Here is a video on the main Harbeth website showing exactly how I listen. As I mentioned, I'm looking down at a point on the
floor: I rarely look at the speakers themselves. That means I can concentrate my total attention on the
sound without diverting attention to the visuals. As your optic nerve feeds electrical stimulus to your brain, this invokes complex mental processes within the brain to interpret those nerve impulses. In part, this involves sifting through your internal library of known visual images acquired since birth to try and identify what you are seeing and intially, to decide if it is a threat or not. That's the hand of evolution at work.

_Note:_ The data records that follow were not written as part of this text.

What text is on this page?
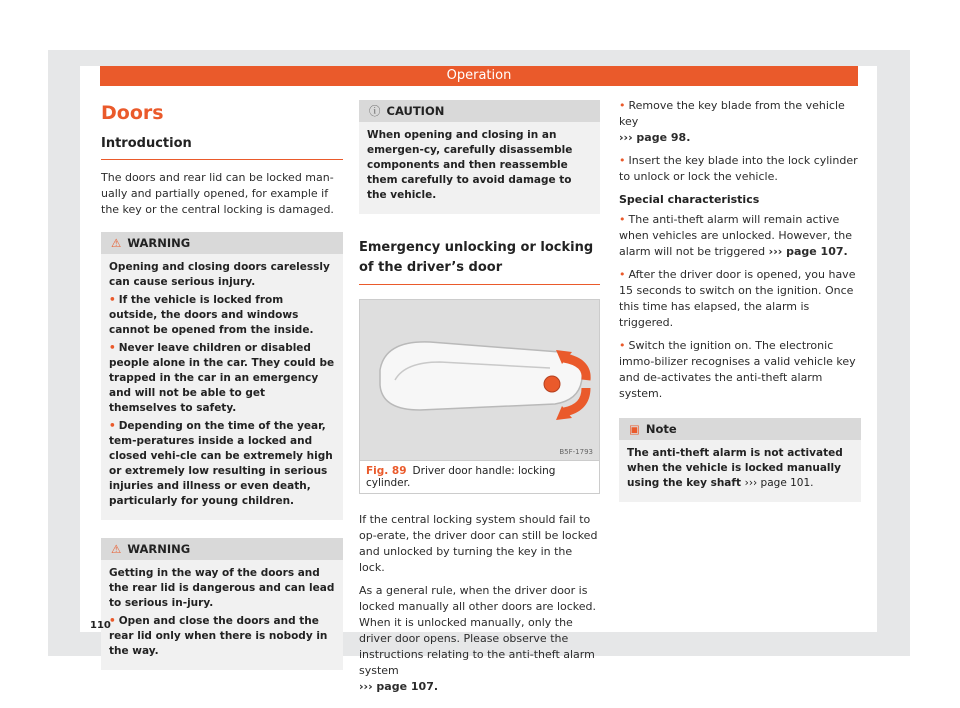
Operation
Doors
Introduction

The doors and rear lid can be locked man-ually and partially opened, for example if the key or the central locking is damaged.

⚠ WARNING

Opening and closing doors carelessly can cause serious injury.

• If the vehicle is locked from outside, the doors and windows cannot be opened from the inside.

• Never leave children or disabled people alone in the car. They could be trapped in the car in an emergency and will not be able to get themselves to safety.

• Depending on the time of the year, tem-peratures inside a locked and closed vehi-cle can be extremely high or extremely low resulting in serious injuries and illness or even death, particularly for young children.

⚠ WARNING

Getting in the way of the doors and the rear lid is dangerous and can lead to serious in-jury.

• Open and close the doors and the rear lid only when there is nobody in the way.

ⓘ CAUTION

When opening and closing in an emergen-cy, carefully disassemble components and then reassemble them carefully to avoid damage to the vehicle.

Emergency unlocking or locking of the driver’s door
B5F-1793
Fig. 89 Driver door handle: locking cylinder.

If the central locking system should fail to op-erate, the driver door can still be locked and unlocked by turning the key in the lock.

As a general rule, when the driver door is locked manually all other doors are locked. When it is unlocked manually, only the driver door opens. Please observe the instructions relating to the anti-theft alarm system
››› page 107.

• Remove the key blade from the vehicle key
››› page 98.

• Insert the key blade into the lock cylinder to unlock or lock the vehicle.

Special characteristics

• The anti-theft alarm will remain active when vehicles are unlocked. However, the alarm will not be triggered ››› page 107.

• After the driver door is opened, you have 15 seconds to switch on the ignition. Once this time has elapsed, the alarm is triggered.

• Switch the ignition on. The electronic immo-bilizer recognises a valid vehicle key and de-activates the anti-theft alarm system.

▣ Note

The anti-theft alarm is not activated when the vehicle is locked manually using the key shaft ››› page 101.

110
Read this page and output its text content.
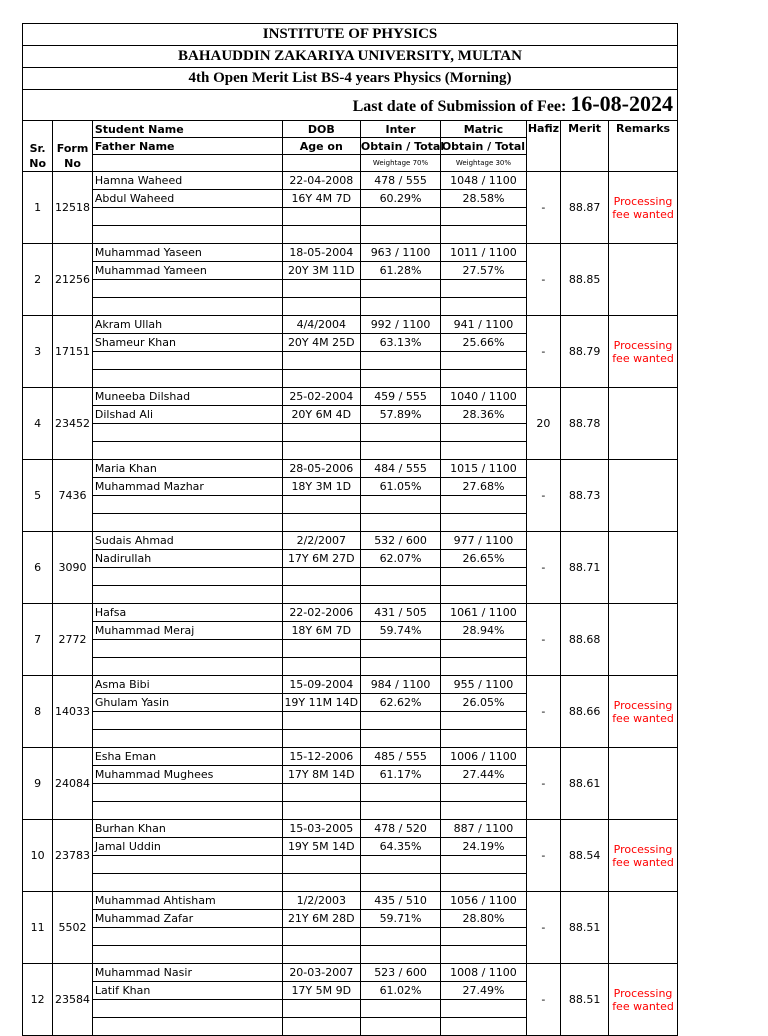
INSTITUTE OF PHYSICS								
BAHAUDDIN ZAKARIYA UNIVERSITY, MULTAN								
4th Open Merit List BS-4 years Physics (Morning)								
Last date of Submission of Fee: 16-08-2024								
Sr. No	Form No	Student Name	DOB	Inter	Matric	Hafiz	Merit	Remarks
		Father Name	Age on	Obtain / Total	Obtain / Total			
				Weightage 70%	Weightage 30%			
1	12518	Hamna Waheed	22-04-2008	478 / 555	1048 / 1100	-	88.87	Processing fee wanted
		Abdul Waheed	16Y 4M 7D	60.29%	28.58%			

2	21256	Muhammad Yaseen	18-05-2004	963 / 1100	1011 / 1100	-	88.85	
		Muhammad Yameen	20Y 3M 11D	61.28%	27.57%			

3	17151	Akram Ullah	4/4/2004	992 / 1100	941 / 1100	-	88.79	Processing fee wanted
		Shameur Khan	20Y 4M 25D	63.13%	25.66%			

4	23452	Muneeba Dilshad	25-02-2004	459 / 555	1040 / 1100	20	88.78	
		Dilshad Ali	20Y 6M 4D	57.89%	28.36%			

5	7436	Maria Khan	28-05-2006	484 / 555	1015 / 1100	-	88.73	
		Muhammad Mazhar	18Y 3M 1D	61.05%	27.68%			

6	3090	Sudais Ahmad	2/2/2007	532 / 600	977 / 1100	-	88.71	
		Nadirullah	17Y 6M 27D	62.07%	26.65%			

7	2772	Hafsa	22-02-2006	431 / 505	1061 / 1100	-	88.68	
		Muhammad Meraj	18Y 6M 7D	59.74%	28.94%			

8	14033	Asma Bibi	15-09-2004	984 / 1100	955 / 1100	-	88.66	Processing fee wanted
		Ghulam Yasin	19Y 11M 14D	62.62%	26.05%			

9	24084	Esha Eman	15-12-2006	485 / 555	1006 / 1100	-	88.61	
		Muhammad Mughees	17Y 8M 14D	61.17%	27.44%			

10	23783	Burhan Khan	15-03-2005	478 / 520	887 / 1100	-	88.54	Processing fee wanted
		Jamal Uddin	19Y 5M 14D	64.35%	24.19%			

11	5502	Muhammad Ahtisham	1/2/2003	435 / 510	1056 / 1100	-	88.51	
		Muhammad Zafar	21Y 6M 28D	59.71%	28.80%			

12	23584	Muhammad Nasir	20-03-2007	523 / 600	1008 / 1100	-	88.51	Processing fee wanted
		Latif Khan	17Y 5M 9D	61.02%	27.49%			
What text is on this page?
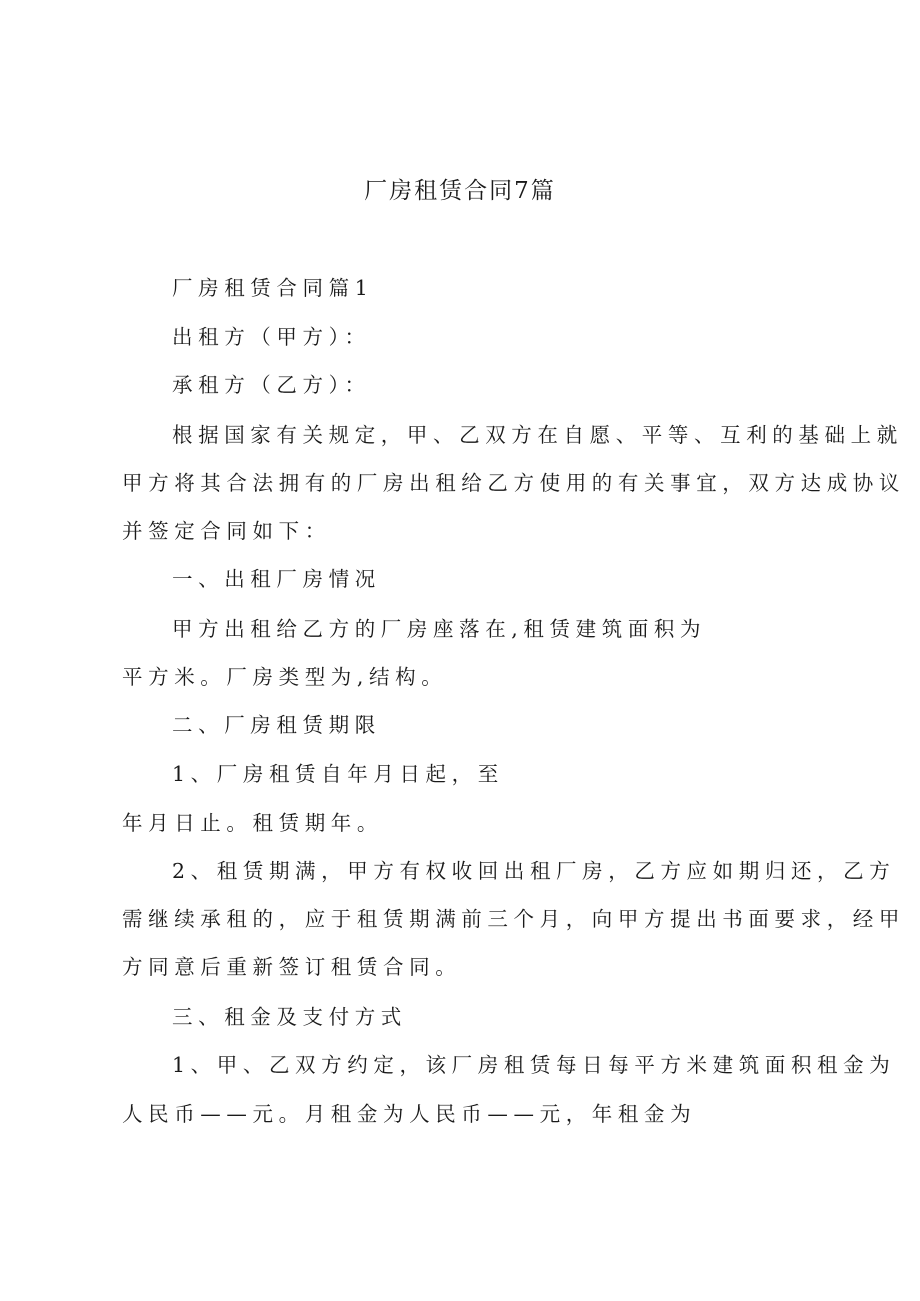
厂房租赁合同7篇
厂房租赁合同篇1
出租方（甲方）：
承租方（乙方）：
根据国家有关规定，甲、乙双方在自愿、平等、互利的基础上就
甲方将其合法拥有的厂房出租给乙方使用的有关事宜，双方达成协议
并签定合同如下：
一、出租厂房情况
甲方出租给乙方的厂房座落在,租赁建筑面积为
平方米。厂房类型为,结构。
二、厂房租赁期限
1、厂房租赁自年月日起，至
年月日止。租赁期年。
2、租赁期满，甲方有权收回出租厂房，乙方应如期归还，乙方
需继续承租的，应于租赁期满前三个月，向甲方提出书面要求，经甲
方同意后重新签订租赁合同。
三、租金及支付方式
1、甲、乙双方约定，该厂房租赁每日每平方米建筑面积租金为
人民币——元。月租金为人民币——元，年租金为
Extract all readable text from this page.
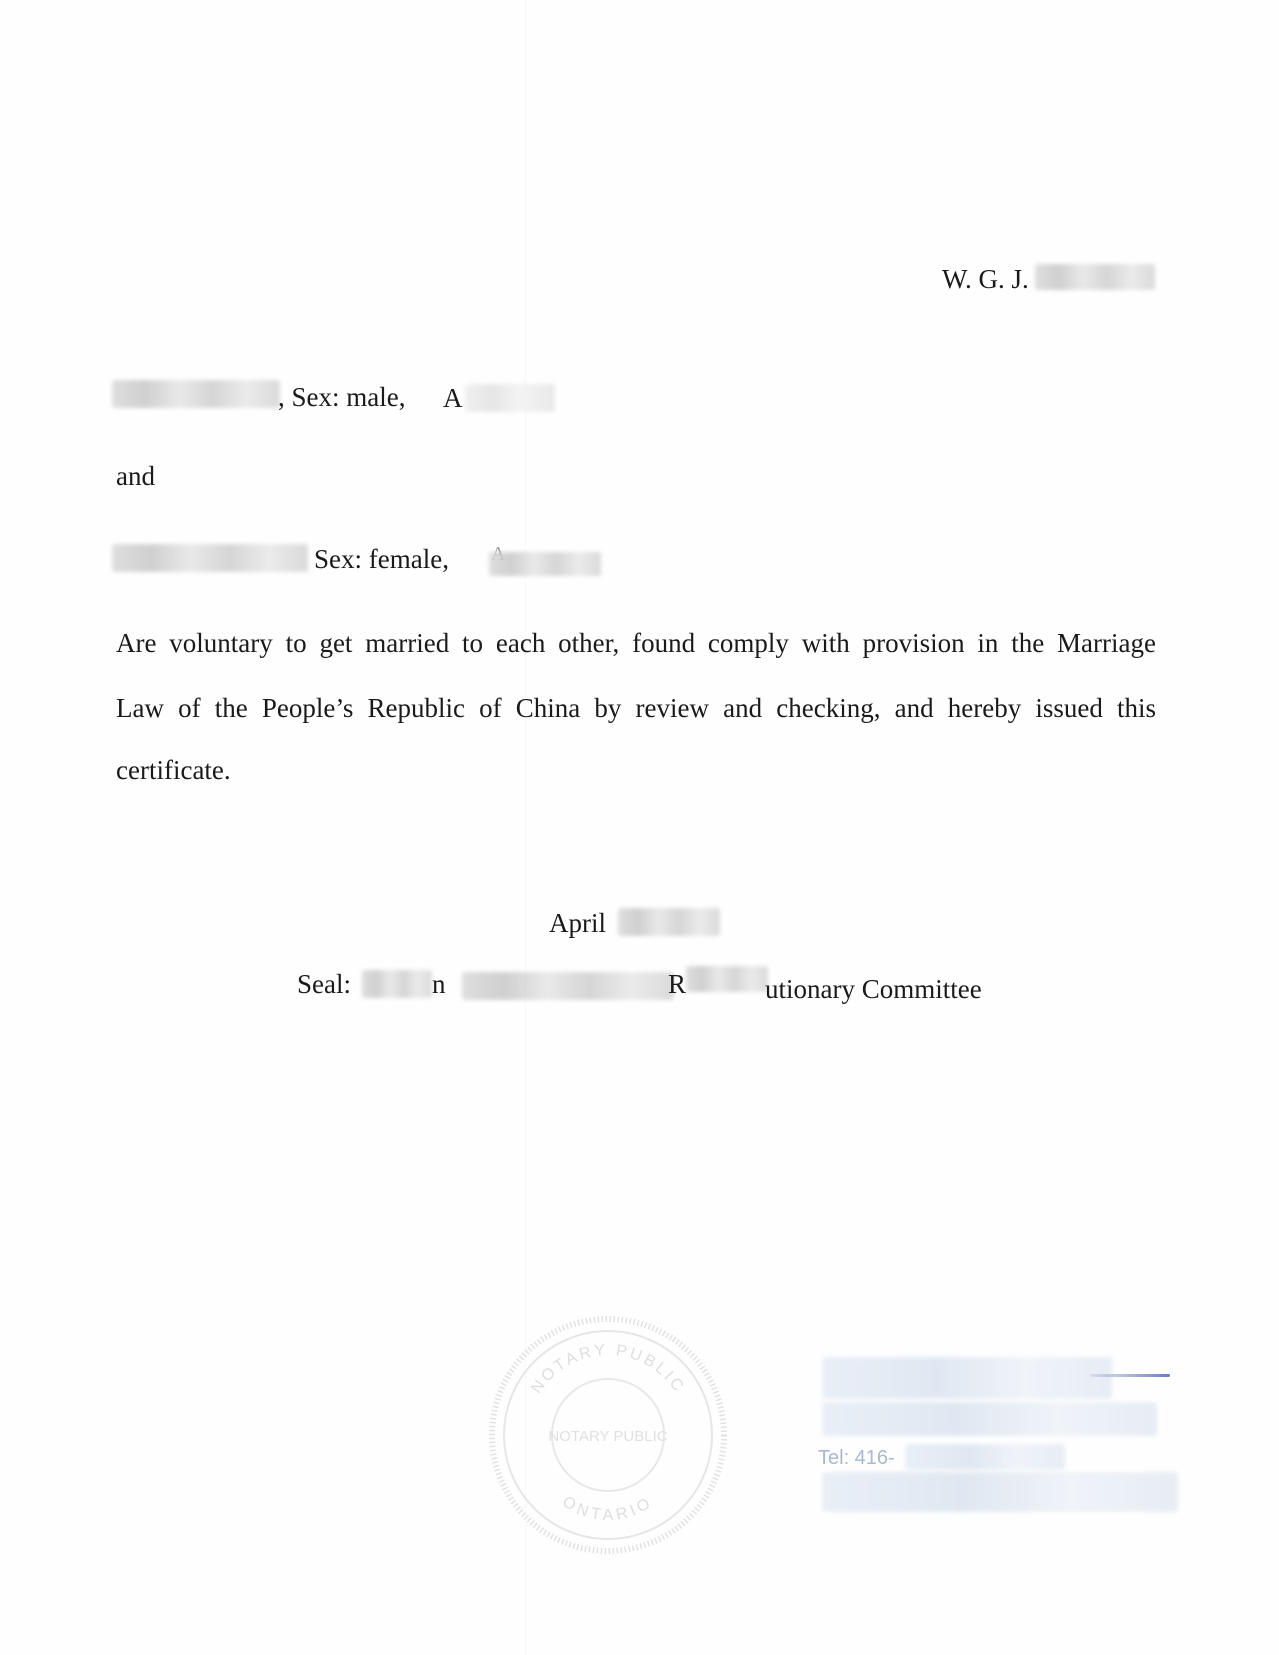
W. G. J.
, Sex: male, A
and
Sex: female,
Are voluntary to get married to each other, found comply with provision in the Marriage
Law of the People’s Republic of China by review and checking, and hereby issued this
certificate.
April
Seal:	n	R	utionary Committee
NOTARY PUBLIC
NOTARY PUBLIC
ONTARIO
Tel: 416-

So, as you look at a loudspeaker you just cannot avoid trawing through pleasant and unpleasant associations based upon your past experiences with the class of inanimate object* called
loudspeaker which will greatly impinge upon your judgement. When politicians appear on TV its always a good idea to look away (or close your eyes) and concerntarte fully on their words, how they articulate themselves and then decide for yourself whether you believe them or not. Open you eyes, and you are subconsiously overwhelmed with your own latent preconceptions about the class of thing called
politician - it's the same process evaluating loudspeakers.
* Imagine for a moment that an opera is playing on your speakers. Your brain correctly identifies two
loudspeakers from your visual input as non-threatening
inanimate objects. This is very quickly decided - within a tiny fraction of a second, fast enough for the fight or flight response to project you away from the sound if it was in fact an animate predator. This is where the mental stress we call
listening fatigue has its origins. Your look-up table of animate objects (subgroup
people) includes a comprehensive description of how they look, how they move and how they sound. Your brain can accept that there is only a weak correlation between the speaker cabinet and the human body so that's tolerated, but what if the
sound of these loudspeakers reproducing that voice does not correlate well with your preconceptions of how real people
actually sound? That's when the subconscious gnaws away at you and no amount of self-conviction can overcome the underlying tension in your brain whispering "
that just doesn't sound natural".
P.S. Some 'hi-end' loudspeakers are styled to look like warriors. They are physically intimidating and in their height and proportions can look threatening. Again, this keeps the listener in state of some subconscious tension, which is not ideal for relaxing listening to music. A traditional box speaker like a Harbeth is self-evidently not threatening: it's proportions indicate that it is man made, it is no threat and the listener just gets on with enjoying what he hears - it's not going to bite him.